On Wednesday night, Biden’s campaign co-chair Representative Cedric Richmond of Louisiana went on CNN to play defense, saying Biden’s “position on the Hyde Amendment has been consistent.” Sort of. Biden supported Hyde until just a few weeks ago, when he seemed to say he was against it when responding to a woman’s question while shaking hands after an event. Then, according to his campaign, he was always for it as a matter of consistency and principle (and supposedly had said he was against it only because he’d misheard the question). When Biden stepped onstage in Atlanta to speak at a Democratic National Committee event last night, he brought a few pages with him to the podium to add to what had already been fed into the teleprompter. He told the audience he’d been thinking about the Hyde Amendment as he worked on the health-care-policy plan for his campaign, adding, “I can’t justify leaving millions of women without access to the care they need and the ability to constitute—exercise their constitutionally protected right.”

That may be true, but everything Biden attributed the change to had been apparent long before he pivoted. The only thing that had changed was that he was now under attack from almost all of his 2020 rivals, from other major Democratic players, and from people within his campaign.

Biden’s aides say they want this to be seen not as a political move, but as a thoughtful evolution squeezed into a frantic Wednesday and Thursday. The official Biden-campaign line is that changing his position proves he’s acting on principle. “Vice President Biden’s honesty and candor are big reasons why his candidacy is resonating all across the country. Voters respond to his authenticity, and want a president with values that are nothing like the current occupant of the White House,” said the Biden-campaign press secretary TJ Ducklo in a prepared statement. “This is about health care, not politics. We’re in an unprecedented moment of crisis for choice in this country, and Vice President Biden believes he can no longer support an amendment that blocks access to health care that women need. That’s why he made this decision yesterday.”

Changing positions on core issues, though, is one of the hardest things to pull off in presidential politics. In the 2004 race, John Kerry never lived down saying of Iraq War funding, “I actually did vote for the $87 billion before I voted against it.” Mitt Romney, running from his more liberal record in Massachusetts, was mocked for months during the 2012 campaign for calling himself “severely conservative,” whatever that meant. In both 2008 and 2016, Hillary Clinton never overcame the perception among many voters and pundits that she was chasing focus-group approval every time she hesitated or changed her mind on an issue.

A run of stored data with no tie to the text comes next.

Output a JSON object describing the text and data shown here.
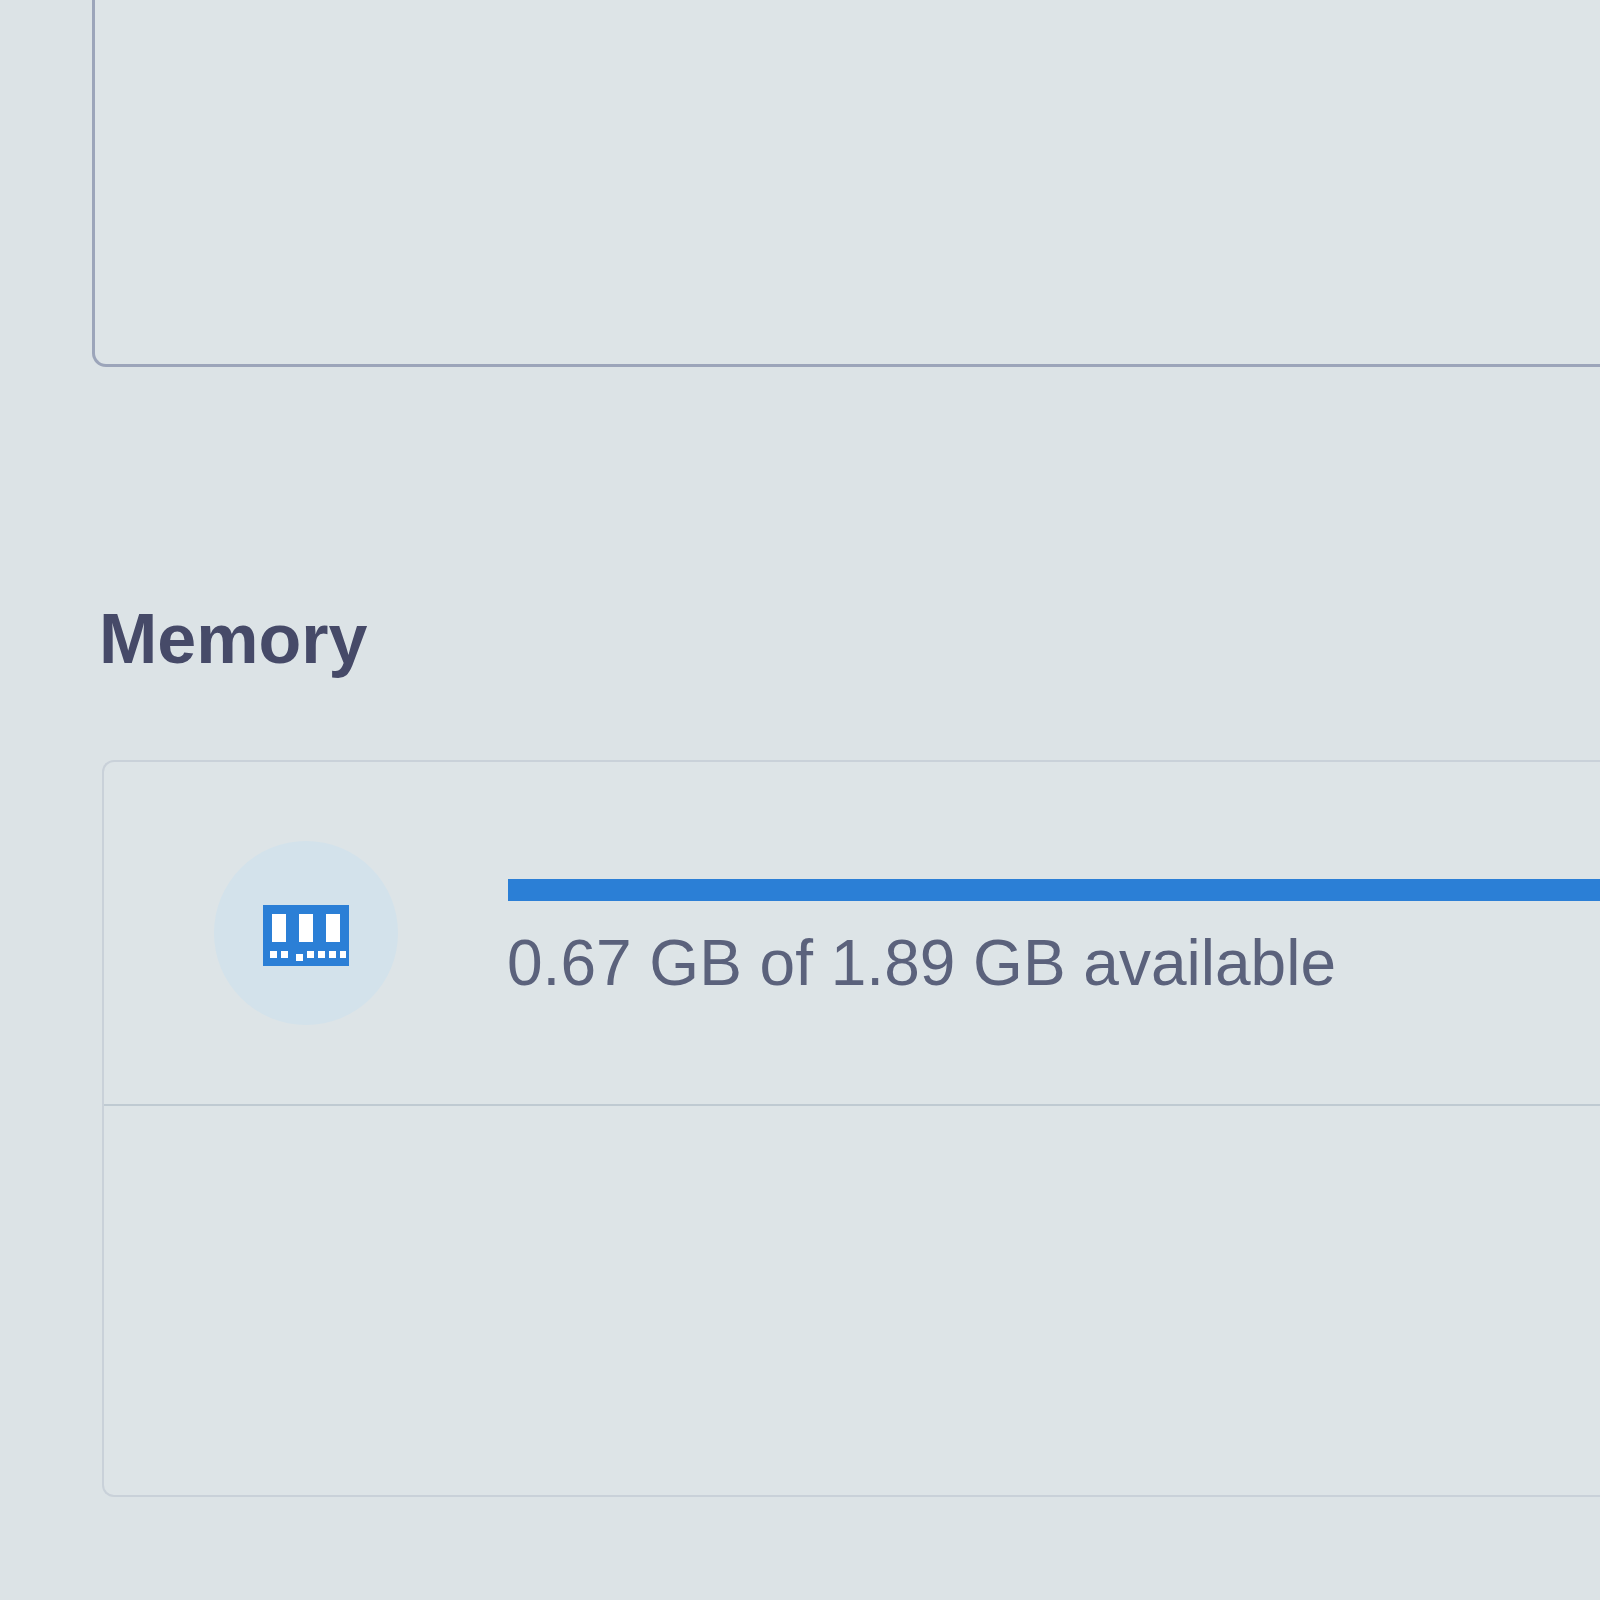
{
  "memory": {
    "title": "Memory",
    "usage": {
      "level": 1,
      "reading": "0.67 GB of 1.89 GB available"
    }
  }
}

In the months before Biden formally entered the race, and ever since, the 76-year-old has been slammed for being out of sync with today’s Democratic Party. Both the candidate and his advisers have widely dismissed those complaints as being drummed up by a sliver of Democrats, and Biden believes that he’s the one with a real handle on where the party is at. Then came the abortion questions this week, with Biden clearly out of step with most of the party’s leading activists, and almost every other 2020 candidate, on perhaps the most visceral issue in politics, at a moment when state legislatures are implementing new abortion restrictions and many believe the Supreme Court will soon overturn Roe v. Wade.

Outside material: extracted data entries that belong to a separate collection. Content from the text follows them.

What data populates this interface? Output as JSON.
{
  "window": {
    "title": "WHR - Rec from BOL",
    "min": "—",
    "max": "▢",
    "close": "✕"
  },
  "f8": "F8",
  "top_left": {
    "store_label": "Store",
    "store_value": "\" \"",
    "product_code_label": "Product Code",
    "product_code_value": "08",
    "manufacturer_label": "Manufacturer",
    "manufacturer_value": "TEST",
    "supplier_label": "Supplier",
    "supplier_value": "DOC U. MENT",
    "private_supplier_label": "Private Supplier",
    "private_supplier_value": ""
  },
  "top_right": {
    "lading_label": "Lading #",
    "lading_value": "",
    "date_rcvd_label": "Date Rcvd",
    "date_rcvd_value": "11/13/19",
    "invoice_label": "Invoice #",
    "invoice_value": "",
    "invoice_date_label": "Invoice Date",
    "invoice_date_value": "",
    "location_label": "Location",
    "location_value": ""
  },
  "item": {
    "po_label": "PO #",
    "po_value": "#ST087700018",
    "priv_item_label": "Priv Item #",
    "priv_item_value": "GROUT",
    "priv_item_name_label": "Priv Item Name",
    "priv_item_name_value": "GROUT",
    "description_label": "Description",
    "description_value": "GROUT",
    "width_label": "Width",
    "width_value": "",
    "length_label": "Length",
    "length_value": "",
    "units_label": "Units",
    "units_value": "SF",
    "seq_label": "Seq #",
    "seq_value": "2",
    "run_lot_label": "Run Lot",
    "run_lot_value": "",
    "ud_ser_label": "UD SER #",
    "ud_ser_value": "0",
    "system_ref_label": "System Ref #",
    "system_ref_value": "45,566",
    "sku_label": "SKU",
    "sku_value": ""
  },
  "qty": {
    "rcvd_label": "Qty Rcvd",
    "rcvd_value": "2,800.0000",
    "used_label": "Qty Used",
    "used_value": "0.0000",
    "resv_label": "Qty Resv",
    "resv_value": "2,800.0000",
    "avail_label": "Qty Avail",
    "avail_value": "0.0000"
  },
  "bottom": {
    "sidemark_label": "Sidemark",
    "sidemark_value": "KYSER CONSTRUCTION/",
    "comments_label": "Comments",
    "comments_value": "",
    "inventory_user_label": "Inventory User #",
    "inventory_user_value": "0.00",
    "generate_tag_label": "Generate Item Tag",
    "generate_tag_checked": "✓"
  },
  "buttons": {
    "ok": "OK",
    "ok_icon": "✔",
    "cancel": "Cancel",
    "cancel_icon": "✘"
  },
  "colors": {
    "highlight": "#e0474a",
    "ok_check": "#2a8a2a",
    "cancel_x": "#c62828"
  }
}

For 2016 Clinton-campaign alumni, this Biden episode feels familiar. Clinton came out against the Trans-Pacific Partnership, a trade deal she had helped negotiate while serving as secretary of state—a switch in positions, as it happens, she made in part because of worries that Biden was going to enter that year’s primary and sap her union support. “Hillary coming out against TPP—after having championed it … as a necessary counterbalance to China for years—was a microcosm of our fatal flaws,” an aide who worked on the Clinton campaign told me, comparing the candidacies. “I actually think the perception of inauthenticity poses a similarly existential threat to Biden, albeit from the opposite direction: For Hillary, it reinforced the most detrimental narratives about her, whereas for Biden, it undermines his core appeal as the deeply principled straight talker.” The Clinton aide added, “Hillary and Biden suffer from the same contradictory impulses—you can give an impassioned defense of your record or you can convince people you’ve legitimately evolved on an issue, but it’s pretty hard to do them simultaneously.”

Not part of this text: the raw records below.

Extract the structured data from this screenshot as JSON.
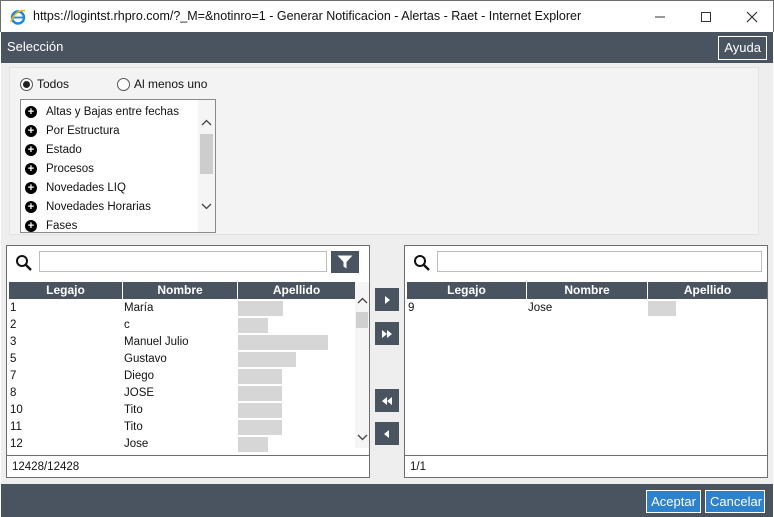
{
  "window": {
    "title": "https://logintst.rhpro.com/?_M=&notinro=1 - Generar Notificacion - Alertas - Raet - Internet Explorer",
    "icons": [
      "ie-icon",
      "minimize-icon",
      "maximize-icon",
      "close-icon"
    ]
  },
  "dialog": {
    "title": "Selección",
    "help_label": "Ayuda"
  },
  "filters": {
    "radio_all": "Todos",
    "radio_any": "Al menos uno",
    "selected": "Todos",
    "tree_items": [
      "Altas y Bajas entre fechas",
      "Por Estructura",
      "Estado",
      "Procesos",
      "Novedades LIQ",
      "Novedades Horarias",
      "Fases"
    ]
  },
  "left_list": {
    "search_value": "",
    "columns": [
      "Legajo",
      "Nombre",
      "Apellido"
    ],
    "rows": [
      {
        "legajo": "1",
        "nombre": "María"
      },
      {
        "legajo": "2",
        "nombre": "c"
      },
      {
        "legajo": "3",
        "nombre": "Manuel Julio"
      },
      {
        "legajo": "5",
        "nombre": "Gustavo"
      },
      {
        "legajo": "7",
        "nombre": "Diego"
      },
      {
        "legajo": "8",
        "nombre": "JOSE"
      },
      {
        "legajo": "10",
        "nombre": "Tito"
      },
      {
        "legajo": "11",
        "nombre": "Tito"
      },
      {
        "legajo": "12",
        "nombre": "Jose"
      }
    ],
    "count": "12428/12428"
  },
  "right_list": {
    "search_value": "",
    "columns": [
      "Legajo",
      "Nombre",
      "Apellido"
    ],
    "rows": [
      {
        "legajo": "9",
        "nombre": "Jose"
      }
    ],
    "count": "1/1"
  },
  "actions": {
    "accept": "Aceptar",
    "cancel": "Cancelar"
  },
  "colors": {
    "header_bg": "#4a5360",
    "accent": "#2c82cd"
  }
}
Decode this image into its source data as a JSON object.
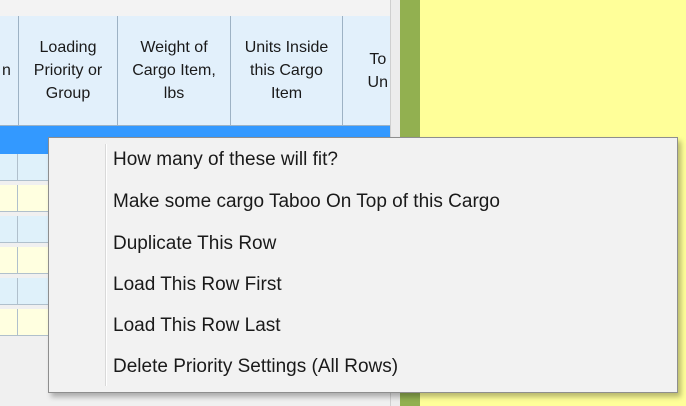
{
  "grid": {
    "columns": [
      {
        "label": "n"
      },
      {
        "label": "Loading\nPriority or\nGroup"
      },
      {
        "label": "Weight of\nCargo Item,\nlbs"
      },
      {
        "label": "Units Inside\nthis Cargo\nItem"
      },
      {
        "label": "To\nUn"
      }
    ],
    "row_colors": [
      "#dff1fa",
      "#ffffe0",
      "#dff1fa",
      "#ffffe0",
      "#dff1fa",
      "#ffffe0"
    ],
    "selected_row_color": "#3399ff",
    "panel_color": "#ffff99",
    "divider_color": "#92b050"
  },
  "context_menu": {
    "items": [
      {
        "label": "How many of these will fit?"
      },
      {
        "label": "Make some cargo Taboo On Top of this Cargo"
      },
      {
        "label": "Duplicate This Row"
      },
      {
        "label": "Load This Row First"
      },
      {
        "label": "Load This Row Last"
      },
      {
        "label": "Delete Priority Settings (All Rows)"
      }
    ]
  }
}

A Biden adviser I spoke with late Thursday, after the former vice president appeared in Atlanta, argued that there’s no comparison to be made to Clinton’s or Kerry’s waffling. Those were issues of government policy, the aide said. This is “a decision that is tied up in his faith and is made in an environment that is an unprecedented assault on a woman’s right to choose, which is why this is fundamentally different,” said the adviser, speaking anonymously to more openly discuss Biden’s personal feelings.

The Hyde fight is a nuance of the national abortion-rights debate, and a fight that even committed activists acknowledge is largely symbolic, since the votes aren’t in Congress to actually repeal the amendment anytime soon. A wedge issue like this is more likely to matter once the Democratic primary field shrinks to a much smaller number and candidates’ policies are more closely examined. Biden aides have said privately that they always knew they were going to be caught in a pincer throughout the campaign: Biden can’t run from his record for fear of seeming inauthentic, but his record is full of positions that are destined to be problematic in a primary to voters who’ve moved past the culture wars of the 1990s and embraced more progressive politics. His advisers were wary of the candidate apologizing or shifting on any topic, convinced that if he started apologizing for one thing, he’d never stop saying sorry.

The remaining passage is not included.